Deuxièmement, l'arbitraire auquel les citoyens sont confrontés en cas de "contact forcé" avec la milice (surtout sur les routes automobiles) ne saurait être qualifié d'exception à la règle. Grossièretés, refus cynique de remplir leurs obligations professionnelles, rançonnement... Et les scandales liés à l'arbitraire des miliciens en Bachkirie ? Vladimir Poutine, dans son Message annuel au parlement du pays, a attiré l'attention sur le problème : "Nous avons besoin d'organes de sécurité dont tout honnête citoyen puisse être fier au lieu de passer de l'autre côté de la rue en voyant des policiers". Ces propos datent du mois de mai, mais rien n'a malheureusement changé depuis. Le ciel semble s'assombrir sur le ministre de l'Intérieur.

Enfin, le précédent ukrainien ne joue pas le dernier rôle dans cette mise au pilori organisée par le ministre à l'intention de ses subordonnés. A Kiev, le président Youchtchenko a supprimé la police de la route locale dont les agents rançonnaient presque ouvertement les conducteurs de véhicules. En Russie, ce problème préoccupe depuis longtemps des députés et les défenseurs des droits de l'homme, ainsi que le Comité anticorruption, dirigé par le politologue connu Gueorgui Satarov. Pourtant, le caractère fermé du ministère de l'Intérieur, le niveau intellectuel extrêmement bas de beaucoup de miliciens vouent à l'échec toute tentative de réforme dans cette structure.

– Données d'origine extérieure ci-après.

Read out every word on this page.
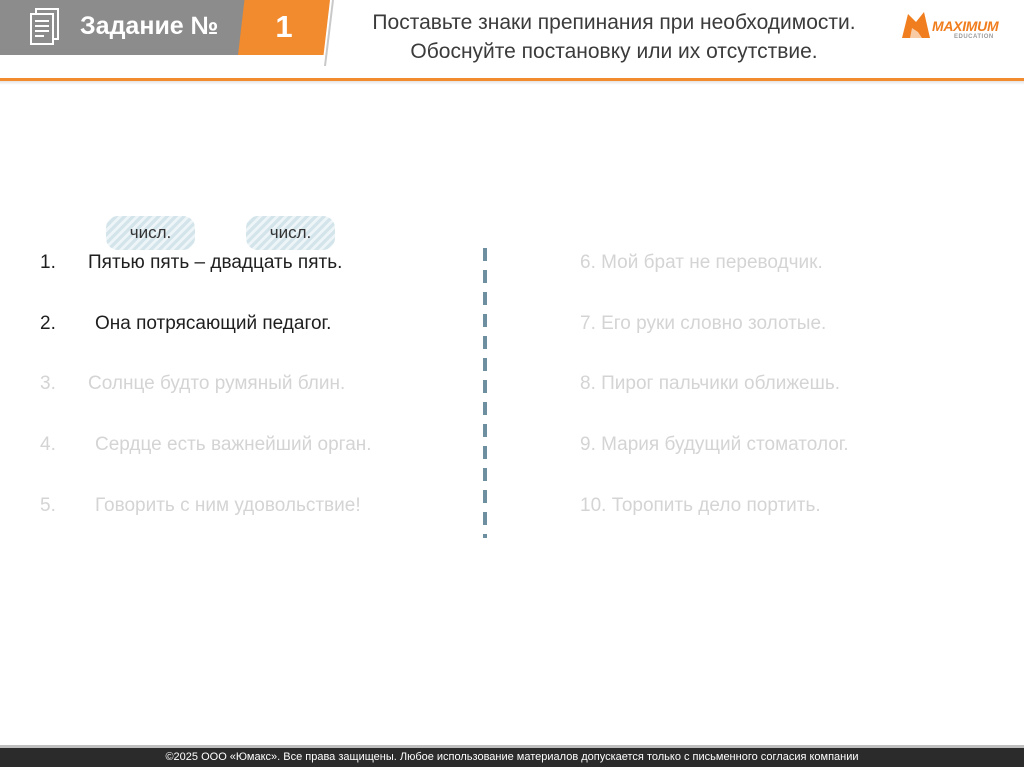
Задание №	1	Поставьте знаки препинания при необходимости.
Обоснуйте постановку или их отсутствие.
MAXIMUM
EDUCATION
числ.	числ.
1. Пятью пять – двадцать пять.
2. Она потрясающий педагог.
3. Солнце будто румяный блин.
4. Сердце есть важнейший орган.
5. Говорить с ним удовольствие!
6. Мой брат не переводчик.
7. Его руки словно золотые.
8. Пирог пальчики оближешь.
9. Мария будущий стоматолог.
10. Торопить дело портить.
©2025 ООО «Юмакс». Все права защищены. Любое использование материалов допускается только с письменного согласия компании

Dans la situation actuelle, le "problème de la milice" dont le danger ne cesse de croître aussi bien pour la société que pour le pouvoir est en mesure non seulement de tourner en déception cruelle pour le "parti du pouvoir" aux législatives de 2007 mais aussi de provoquer une vague spontanée de protestations et de désobéissance civile. En un mot, la milice qui est restée depuis sa naissance l'"organe punitif" de l'Etat doté d'une structure intérieure de type "soviétique" s'est avérée incapable de servir les intérêts de l'individu et pourrait bien être remplacée par une police qui emploiera des d'experts civils. Et cette idée a déjà été débattue en Russie au niveau le plus élevé. Seulement, pour la réaliser, l'Etat manquait de ressources dans le passé. Ce qui n'est plus le cas aujourd'hui.